Undercurrent by Diane Masters will be in the IMAS exhibition space at our Waterfront Building from 1 February until 30 March 2017.
Exhibition Introduction by Claire Davies and Dr Ruth Eriksen
Have you ever thought of what the microscopic, drifting, primary producers that the ocean is teeming with have done for you? These are the phytoplankton, and they are grazed by animals known as zooplankton. All ocean life and we humans, depend on plankton because they are the start of the food chain.

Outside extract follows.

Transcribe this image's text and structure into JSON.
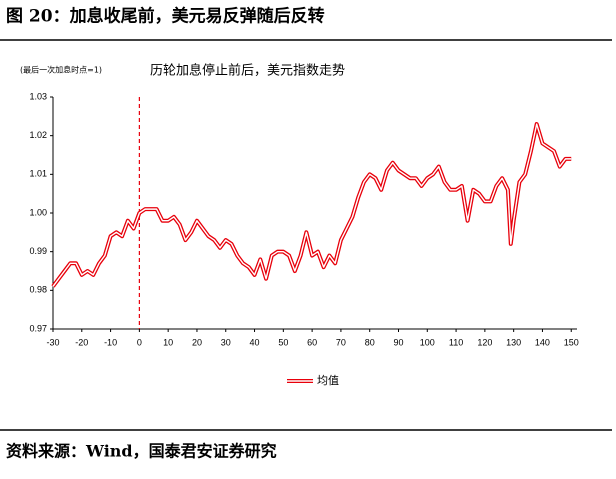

Plankton dominates the biomass of the oceans. Phytoplankton perform nearly half of the photosynthesis on Earth, fixing carbon dioxide and producing half of the oxygen we breathe. The most common zooplankton, the copepods, outnumber insects as the most abundant animals on Earth. The abundance and success of all marine life is dependent on the health of the plankton. They are our oceanic "canaries in the coal mine". Plankton also impacts human health directly. Some phytoplankton species are toxic and form large harmful algal blooms, contaminating shellfish and causing poisoning and death in humans. Some zooplankton are venomous, such as the box jellyfish and lrukandji species, causing severe pain and death and beach closures in Northern Australia.

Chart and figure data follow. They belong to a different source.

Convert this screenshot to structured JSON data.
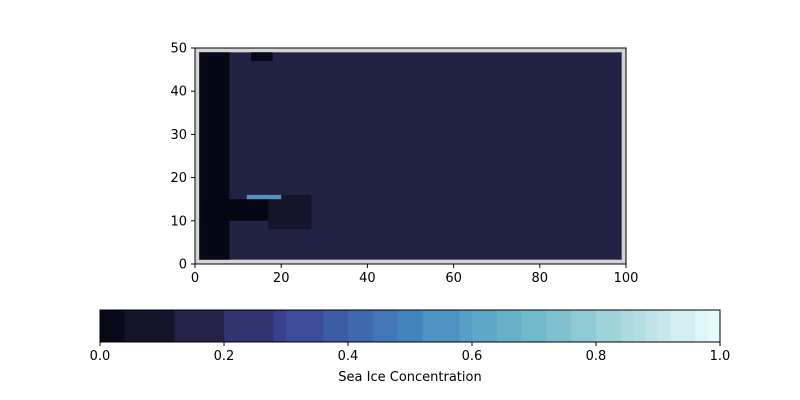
{
  "chart_data": [
    {
      "type": "heatmap",
      "title": "",
      "xlabel": "",
      "ylabel": "",
      "xlim": [
        0,
        100
      ],
      "ylim": [
        0,
        50
      ],
      "x_ticks": [
        0,
        20,
        40,
        60,
        80,
        100
      ],
      "y_ticks": [
        0,
        10,
        20,
        30,
        40,
        50
      ],
      "grid": false,
      "background_color": "#d4d4d4",
      "ocean_value": 0.15,
      "regions": [
        {
          "name": "western land strip",
          "x": [
            1,
            8
          ],
          "y": [
            1,
            49
          ],
          "value": 0.01
        },
        {
          "name": "inner land strip",
          "x": [
            3,
            7
          ],
          "y": [
            2,
            48
          ],
          "value": 0.0
        },
        {
          "name": "southern peninsula",
          "x": [
            2,
            23
          ],
          "y": [
            10,
            15
          ],
          "value": 0.0
        },
        {
          "name": "peninsula fringe",
          "x": [
            17,
            27
          ],
          "y": [
            8,
            16
          ],
          "value": 0.08
        },
        {
          "name": "northern notch",
          "x": [
            13,
            18
          ],
          "y": [
            47,
            49
          ],
          "value": 0.01
        },
        {
          "name": "ice streak",
          "x": [
            12,
            20
          ],
          "y": [
            15,
            16
          ],
          "value": 0.55
        }
      ]
    },
    {
      "type": "colorbar",
      "label": "Sea Ice Concentration",
      "range": [
        0,
        1
      ],
      "ticks": [
        "0.0",
        "0.2",
        "0.4",
        "0.6",
        "0.8",
        "1.0"
      ],
      "colormap": "ice",
      "boundaries": [
        0,
        0.04,
        0.12,
        0.2,
        0.28,
        0.3,
        0.36,
        0.4,
        0.44,
        0.48,
        0.52,
        0.58,
        0.6,
        0.64,
        0.68,
        0.72,
        0.76,
        0.8,
        0.84,
        0.86,
        0.88,
        0.9,
        0.92,
        0.96,
        0.98,
        1.0
      ]
    }
  ]
}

Plankton influence the pace and extent of climate change. Many phytoplankton species produce chemicals that influence rain and cloud patterns. Phytoplankton remove carbon from the ocean surface via photosynthesis. Zooplankton graze the phytoplankton and then export the carbon as faecal pellets or carcasses which sink to the ocean floor and lock the carbon from the atmosphere for thousands to millions of years - it would be much warmer if this carbon had not been taken up by the ocean. Over geological time, the accumulation of carbon from plankton on the seafloor has formed the oil and natural gas deposits we use today. So tread lightly.